As atividades da indústria e comércio também sentiram fortemente o peso dos juros altos em 2022 e neste ano devem se agravar ainda mais com os juros sendo mantidos elevados. No caso do comércio varejista, as vendas encerraram o ano de 2022 no vermelho, com queda de 2,6% em dezembro frente a novembro.
No acumulado do ano, as vendas do comércio varejista restrito fecharam em 1,0% na comparação com 2021 – sendo o menor resultado desde 2016 (-6,2%) e ficando inclusive abaixo do desempenho de 2020 (+1,2%), ano do auge da pandemia. Por sua vez, as vendas do comércio varejista ampliado, que incluem veículos, autopeças e material de construção, encolheram 0,6% no mesmo período.
Neste ano, o setor do varejo está sob ameaça de entrar em colapso diante do expressivo contingente de empresas que se encontram em dificuldades financeiras e não estão encontrando crédito ou, quando encontram, é muito caro. O custo do crédito disponível está muito alto, o que inibe a busca.
Segundo dados do BC, o saldo do crédito bancário em mercado alcançou R$ 5,3 trilhões em janeiro, redução de 0,3% no mês. Já o volume de crédito para as empresas diminuiu 2,4% ao totalizar R$ 2,1 trilhões em janeiro, enquanto para as famílias houve crescimento de 1,1%, atingindo R$ 3,2 trilhões.

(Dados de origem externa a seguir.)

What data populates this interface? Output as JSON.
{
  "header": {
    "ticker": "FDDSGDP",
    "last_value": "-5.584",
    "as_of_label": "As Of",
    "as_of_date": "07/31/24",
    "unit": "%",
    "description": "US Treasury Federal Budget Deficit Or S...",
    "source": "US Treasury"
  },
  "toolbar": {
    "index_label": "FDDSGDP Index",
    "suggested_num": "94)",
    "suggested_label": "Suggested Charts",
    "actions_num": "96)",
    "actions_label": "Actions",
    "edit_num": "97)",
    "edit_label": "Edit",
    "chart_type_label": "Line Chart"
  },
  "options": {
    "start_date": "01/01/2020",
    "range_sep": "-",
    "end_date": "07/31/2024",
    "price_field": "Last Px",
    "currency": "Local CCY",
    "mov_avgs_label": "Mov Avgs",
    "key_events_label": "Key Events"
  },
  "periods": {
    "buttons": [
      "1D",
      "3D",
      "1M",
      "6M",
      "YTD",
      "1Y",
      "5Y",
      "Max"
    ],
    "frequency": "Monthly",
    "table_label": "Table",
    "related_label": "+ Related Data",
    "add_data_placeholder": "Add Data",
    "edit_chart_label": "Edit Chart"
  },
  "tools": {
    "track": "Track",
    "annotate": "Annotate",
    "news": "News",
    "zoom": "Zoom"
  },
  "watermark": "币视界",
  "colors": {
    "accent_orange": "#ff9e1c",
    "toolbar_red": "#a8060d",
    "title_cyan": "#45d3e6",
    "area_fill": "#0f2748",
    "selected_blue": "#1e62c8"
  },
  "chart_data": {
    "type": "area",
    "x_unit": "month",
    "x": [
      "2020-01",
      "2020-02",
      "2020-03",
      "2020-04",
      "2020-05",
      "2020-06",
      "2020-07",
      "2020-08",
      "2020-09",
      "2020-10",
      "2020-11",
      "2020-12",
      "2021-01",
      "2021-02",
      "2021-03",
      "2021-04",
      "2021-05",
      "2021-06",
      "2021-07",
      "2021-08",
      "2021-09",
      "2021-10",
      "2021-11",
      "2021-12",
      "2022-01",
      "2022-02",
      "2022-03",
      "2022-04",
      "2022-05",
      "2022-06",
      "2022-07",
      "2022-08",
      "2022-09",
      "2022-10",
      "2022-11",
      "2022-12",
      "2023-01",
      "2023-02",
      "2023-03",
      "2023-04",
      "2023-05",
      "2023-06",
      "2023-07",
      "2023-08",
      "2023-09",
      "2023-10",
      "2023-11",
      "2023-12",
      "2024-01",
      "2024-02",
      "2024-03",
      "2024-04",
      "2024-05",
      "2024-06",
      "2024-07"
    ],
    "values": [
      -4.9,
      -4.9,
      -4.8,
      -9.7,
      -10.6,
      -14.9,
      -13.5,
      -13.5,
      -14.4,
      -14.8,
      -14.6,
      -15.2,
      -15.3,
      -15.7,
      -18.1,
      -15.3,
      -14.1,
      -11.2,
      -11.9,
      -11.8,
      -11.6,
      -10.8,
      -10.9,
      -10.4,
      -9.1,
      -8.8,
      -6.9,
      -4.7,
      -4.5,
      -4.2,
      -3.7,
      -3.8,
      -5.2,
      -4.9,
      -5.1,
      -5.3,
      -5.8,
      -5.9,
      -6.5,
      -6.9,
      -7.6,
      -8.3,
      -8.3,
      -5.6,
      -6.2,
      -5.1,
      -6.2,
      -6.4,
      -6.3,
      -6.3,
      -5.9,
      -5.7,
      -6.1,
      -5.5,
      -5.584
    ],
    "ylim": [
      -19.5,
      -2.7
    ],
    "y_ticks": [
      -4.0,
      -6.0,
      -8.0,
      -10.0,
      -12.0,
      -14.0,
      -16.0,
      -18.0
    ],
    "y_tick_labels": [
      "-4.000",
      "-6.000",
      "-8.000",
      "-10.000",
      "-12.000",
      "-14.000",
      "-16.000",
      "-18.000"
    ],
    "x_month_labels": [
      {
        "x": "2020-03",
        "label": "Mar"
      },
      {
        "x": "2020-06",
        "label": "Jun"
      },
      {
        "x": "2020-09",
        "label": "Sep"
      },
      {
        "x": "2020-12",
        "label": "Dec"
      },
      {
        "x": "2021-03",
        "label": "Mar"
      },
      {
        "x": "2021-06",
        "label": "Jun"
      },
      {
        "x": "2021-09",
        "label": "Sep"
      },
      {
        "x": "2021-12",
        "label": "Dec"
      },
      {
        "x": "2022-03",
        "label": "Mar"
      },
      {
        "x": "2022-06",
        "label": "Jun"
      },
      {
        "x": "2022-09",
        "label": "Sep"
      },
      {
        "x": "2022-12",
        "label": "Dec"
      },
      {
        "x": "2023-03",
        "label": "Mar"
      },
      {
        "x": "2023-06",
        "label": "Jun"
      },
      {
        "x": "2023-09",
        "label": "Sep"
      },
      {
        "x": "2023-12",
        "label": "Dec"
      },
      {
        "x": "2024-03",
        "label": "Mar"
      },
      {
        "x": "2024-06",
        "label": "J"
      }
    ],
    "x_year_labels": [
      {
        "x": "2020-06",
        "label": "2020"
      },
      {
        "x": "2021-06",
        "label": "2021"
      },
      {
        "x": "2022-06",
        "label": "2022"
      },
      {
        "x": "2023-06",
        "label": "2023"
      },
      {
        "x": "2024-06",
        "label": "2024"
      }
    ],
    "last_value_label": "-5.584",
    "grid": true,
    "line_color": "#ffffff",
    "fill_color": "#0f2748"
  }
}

Do lado da indústria brasileira, janeiro iniciou novamente em queda seguindo o ritmo dos anos anteriores. A atividade industrial recuou em janeiro, com queda da produção e do emprego, segundo dados da pesquisa da Confederação Nacional da Indústria (CNI). No ano passado, a produção da indústria brasileira encerrou o ano de 2022 com queda de 0,7%, em relação ao ano anterior. Assim, o setor encontra-se 2,2% abaixo do patamar pré-pandemia da Covid-19 (fevereiro de 2020) e 18,5% abaixo do nível recorde da série, de maio de 2011.